Statistics Management in Databases (Seminar 'Informationssysteme' gemäß Modulhandbuch)

  • Typ: Seminar
  • Ort: nach Vereinbarung
  • Zeit:

    nach Vereinbarung

  • Beginn: 25.10.2007
  • Dozent:

    Prof. K. Böhm,
    A. Khachatryan,
    G. Sautter

  • SWS: 2
  • ECTS: 4
  • Prüfung:

    nicht prüfbar

  • Hinweis:

    Vorbesprechung findet am 25.10.07, 13-14 Uhr im Seminarraum 348, Gebäude 50.34 statt.

    Das Seminar findet in englischer Sprache statt.

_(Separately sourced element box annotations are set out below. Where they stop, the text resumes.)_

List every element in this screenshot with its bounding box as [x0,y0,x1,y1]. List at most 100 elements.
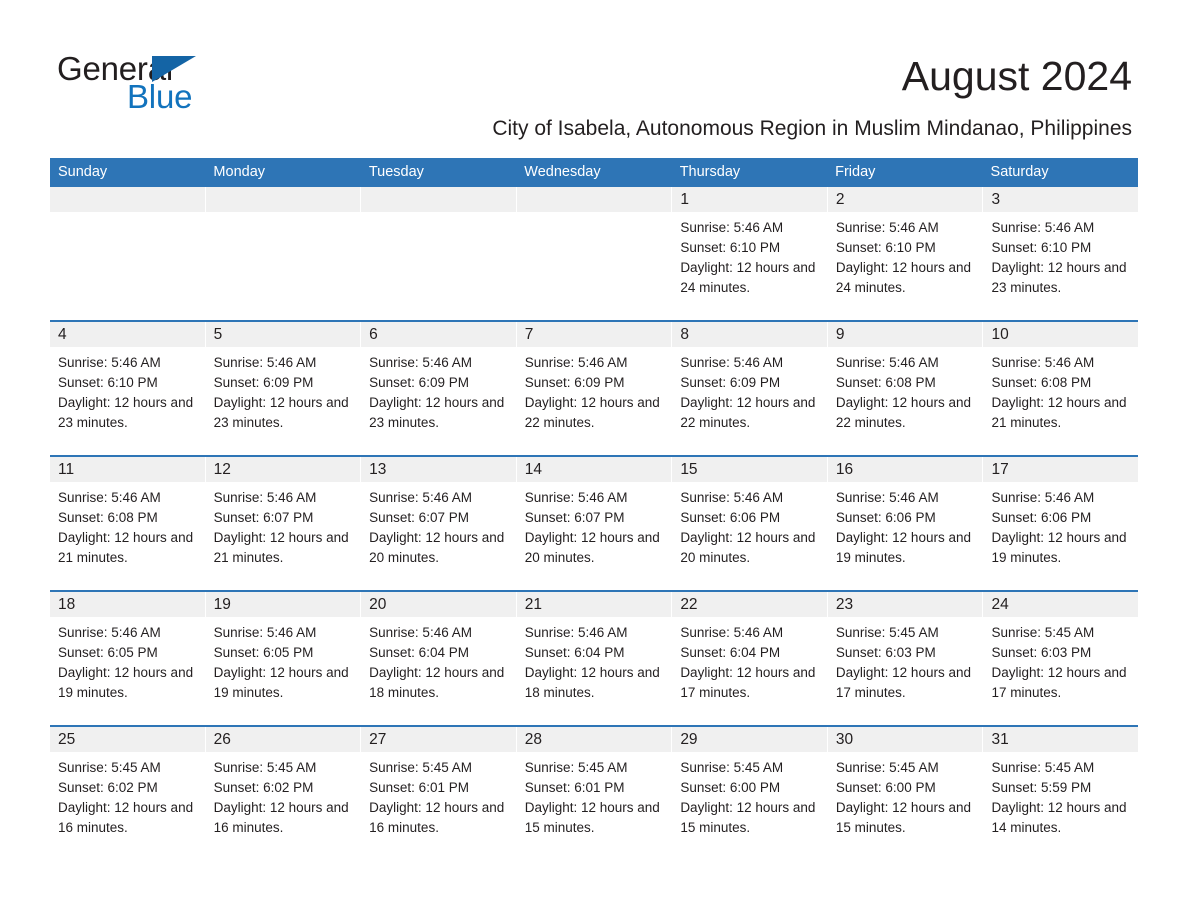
day-details: Sunrise: 5:45 AM Sunset: 6:00 PM Daylight:… [828,752,983,838]
day-details: Sunrise: 5:45 AM Sunset: 6:01 PM Daylight:… [361,752,516,838]
day-number: 26 [213,731,231,748]
calendar-day-cell[interactable]: 2 Sunrise: 5:46 AM Sunset: 6:10 PM Daylight… [827,187,984,320]
day-number: 7 [524,326,534,343]
calendar-day-cell-empty [50,187,206,320]
day-details: Sunrise: 5:45 AM Sunset: 5:59 PM Daylight:… [983,752,1138,838]
day-number: 12 [213,461,231,478]
day-details: Sunrise: 5:46 AM Sunset: 6:07 PM Daylight:… [206,482,361,568]
sunrise-text: Sunrise: 5:46 AM [58,490,161,505]
calendar-day-cell[interactable]: 29 Sunrise: 5:45 AM Sunset: 6:00 PM Dayligh… [672,727,828,860]
calendar-day-cell[interactable]: 7 Sunrise: 5:46 AM Sunset: 6:09 PM Daylight… [516,322,673,455]
calendar-day-cell[interactable]: 5 Sunrise: 5:46 AM Sunset: 6:09 PM Daylight… [205,322,362,455]
sunset-text: Sunset: 6:01 PM [369,780,469,795]
calendar-day-cell[interactable]: 21 Sunrise: 5:46 AM Sunset: 6:04 PM Dayligh… [516,592,673,725]
sunset-text: Sunset: 6:02 PM [213,780,314,795]
calendar-week-row: 1 Sunrise: 5:46 AM Sunset: 6:10 PM Daylight… [50,187,1139,320]
sunset-text: Sunset: 6:08 PM [58,510,158,525]
day-number-band: 5 [205,322,361,347]
day-number-band [361,187,516,212]
calendar-day-cell[interactable]: 17 Sunrise: 5:46 AM Sunset: 6:06 PM Dayligh… [983,457,1139,590]
day-details: Sunrise: 5:46 AM Sunset: 6:08 PM Daylight:… [983,347,1138,433]
calendar-day-cell[interactable]: 30 Sunrise: 5:45 AM Sunset: 6:00 PM Dayligh… [827,727,984,860]
daylight-text: Daylight: 12 hours and 17 minutes. [835,665,971,700]
sunset-text: Sunset: 6:02 PM [58,780,158,795]
day-number-band: 26 [205,727,361,752]
calendar-day-cell[interactable]: 22 Sunrise: 5:46 AM Sunset: 6:04 PM Dayligh… [672,592,828,725]
day-number-band: 8 [672,322,827,347]
sunset-text: Sunset: 6:05 PM [58,645,158,660]
day-number: 30 [835,731,854,748]
calendar-day-cell[interactable]: 24 Sunrise: 5:45 AM Sunset: 6:03 PM Dayligh… [983,592,1139,725]
daylight-text: Daylight: 12 hours and 19 minutes. [213,665,349,700]
calendar-day-cell[interactable]: 16 Sunrise: 5:46 AM Sunset: 6:06 PM Dayligh… [827,457,984,590]
calendar-day-cell[interactable]: 13 Sunrise: 5:46 AM Sunset: 6:07 PM Dayligh… [361,457,517,590]
page-subtitle: City of Isabela, Autonomous Region in Mu… [492,117,1132,140]
day-number: 1 [680,191,689,208]
daylight-text: Daylight: 12 hours and 20 minutes. [524,530,660,565]
day-number-band: 17 [983,457,1139,482]
daylight-text: Daylight: 12 hours and 22 minutes. [524,395,660,430]
calendar-day-cell[interactable]: 3 Sunrise: 5:46 AM Sunset: 6:10 PM Daylight… [983,187,1139,320]
day-details: Sunrise: 5:45 AM Sunset: 6:00 PM Daylight:… [672,752,827,838]
day-details: Sunrise: 5:45 AM Sunset: 6:01 PM Daylight:… [517,752,672,838]
sunrise-text: Sunrise: 5:46 AM [213,490,317,505]
day-number-band: 20 [361,592,516,617]
calendar-day-cell[interactable]: 19 Sunrise: 5:46 AM Sunset: 6:05 PM Dayligh… [205,592,362,725]
calendar-day-cell[interactable]: 4 Sunrise: 5:46 AM Sunset: 6:10 PM Daylight… [50,322,206,455]
day-number: 18 [58,596,76,613]
calendar-day-cell[interactable]: 10 Sunrise: 5:46 AM Sunset: 6:08 PM Dayligh… [983,322,1139,455]
sunset-text: Sunset: 6:10 PM [680,240,781,255]
day-number-band: 13 [361,457,516,482]
calendar-day-cell[interactable]: 26 Sunrise: 5:45 AM Sunset: 6:02 PM Dayligh… [205,727,362,860]
daylight-text: Daylight: 12 hours and 23 minutes. [991,260,1127,295]
day-number-band: 9 [827,322,983,347]
calendar-day-cell[interactable]: 8 Sunrise: 5:46 AM Sunset: 6:09 PM Daylight… [672,322,828,455]
sunset-text: Sunset: 6:06 PM [835,510,936,525]
calendar-day-cell[interactable]: 31 Sunrise: 5:45 AM Sunset: 5:59 PM Dayligh… [983,727,1139,860]
calendar-week-row: 11 Sunrise: 5:46 AM Sunset: 6:08 PM Dayligh… [50,455,1139,590]
daylight-text: Daylight: 12 hours and 19 minutes. [835,530,971,565]
sunrise-text: Sunrise: 5:46 AM [991,355,1095,370]
sunrise-text: Sunrise: 5:45 AM [835,760,939,775]
day-details: Sunrise: 5:46 AM Sunset: 6:10 PM Daylight:… [828,212,983,298]
day-number-band: 18 [50,592,205,617]
day-details: Sunrise: 5:46 AM Sunset: 6:09 PM Daylight:… [517,347,672,433]
daylight-text: Daylight: 12 hours and 21 minutes. [213,530,349,565]
day-number-band: 19 [205,592,361,617]
weekday-header-friday: Friday [835,164,876,180]
calendar-day-cell[interactable]: 28 Sunrise: 5:45 AM Sunset: 6:01 PM Dayligh… [516,727,673,860]
day-number-band: 31 [983,727,1139,752]
day-number: 3 [991,191,1001,208]
weekday-header-row: Sunday Monday Tuesday Wednesday Thursday… [50,158,1138,187]
daylight-text: Daylight: 12 hours and 15 minutes. [835,800,971,835]
brand-logo[interactable]: General Blue [57,52,317,114]
calendar-day-cell[interactable]: 20 Sunrise: 5:46 AM Sunset: 6:04 PM Dayligh… [361,592,517,725]
calendar-day-cell[interactable]: 27 Sunrise: 5:45 AM Sunset: 6:01 PM Dayligh… [361,727,517,860]
calendar-day-cell[interactable]: 25 Sunrise: 5:45 AM Sunset: 6:02 PM Dayligh… [50,727,206,860]
sunset-text: Sunset: 6:00 PM [835,780,936,795]
sunrise-text: Sunrise: 5:46 AM [213,625,317,640]
calendar-day-cell[interactable]: 11 Sunrise: 5:46 AM Sunset: 6:08 PM Dayligh… [50,457,206,590]
calendar-day-cell[interactable]: 14 Sunrise: 5:46 AM Sunset: 6:07 PM Dayligh… [516,457,673,590]
day-details: Sunrise: 5:46 AM Sunset: 6:08 PM Daylight:… [50,482,205,568]
day-details: Sunrise: 5:46 AM Sunset: 6:06 PM Daylight:… [672,482,827,568]
daylight-text: Daylight: 12 hours and 17 minutes. [991,665,1127,700]
calendar-day-cell[interactable]: 12 Sunrise: 5:46 AM Sunset: 6:07 PM Dayligh… [205,457,362,590]
day-details: Sunrise: 5:46 AM Sunset: 6:09 PM Daylight:… [672,347,827,433]
day-details: Sunrise: 5:46 AM Sunset: 6:10 PM Daylight:… [983,212,1138,298]
calendar-day-cell[interactable]: 1 Sunrise: 5:46 AM Sunset: 6:10 PM Daylight… [672,187,828,320]
weekday-header-wednesday: Wednesday [524,164,601,180]
day-number: 6 [369,326,378,343]
calendar-day-cell[interactable]: 9 Sunrise: 5:46 AM Sunset: 6:08 PM Daylight… [827,322,984,455]
sunrise-text: Sunrise: 5:45 AM [524,760,628,775]
sunset-text: Sunset: 6:06 PM [991,510,1092,525]
calendar-weeks: 1 Sunrise: 5:46 AM Sunset: 6:10 PM Daylight… [50,187,1139,860]
sunset-text: Sunset: 6:03 PM [835,645,936,660]
calendar-day-cell[interactable]: 23 Sunrise: 5:45 AM Sunset: 6:03 PM Dayligh… [827,592,984,725]
calendar-day-cell[interactable]: 6 Sunrise: 5:46 AM Sunset: 6:09 PM Daylight… [361,322,517,455]
calendar-day-cell[interactable]: 18 Sunrise: 5:46 AM Sunset: 6:05 PM Dayligh… [50,592,206,725]
calendar-day-cell[interactable]: 15 Sunrise: 5:46 AM Sunset: 6:06 PM Dayligh… [672,457,828,590]
daylight-text: Daylight: 12 hours and 16 minutes. [58,800,194,835]
day-number-band: 29 [672,727,827,752]
weekday-header-monday: Monday [213,164,266,180]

Modern database systems deal with enormous amount of data. With loads on DBMS increasing faster than the hardware advance can cover, the database optimizers need to become more and more efficient. One of the hotspots of optimization is sophisticated planning of query execution. To choose the best query plan among numerous possible alternatives, the optimizer has to accurately estimate the selectivity of distinct predicates and sub-queries.
For this purpose, the DBMS stores cumulative and compressed information about attribute value distributions in system catalogues, the so-called data dictionary. While selectivity estimates have to be as precise as possible, the statistics data they are computed from has to be as concise as possible. The latter is for two reasons: First, the extra data must not overload the DBMS. Second, the lookups in the statistics have to be very fast because otherwise the lookup time would annihilate the performance gain that comes from having selectiviy estimates.
Our seminar is about how this statistical meta-information is created, maintained, stored, and used to perform the non-trivial task of selectivity estimation. It is divided into two main subsections: selectivity estimation in context of text data, and selectivity estimation in context of numeric data. This is because the data from these two domains are highly different in the way they can be handled, and the seminar covers the algorithms and data structures for both of them.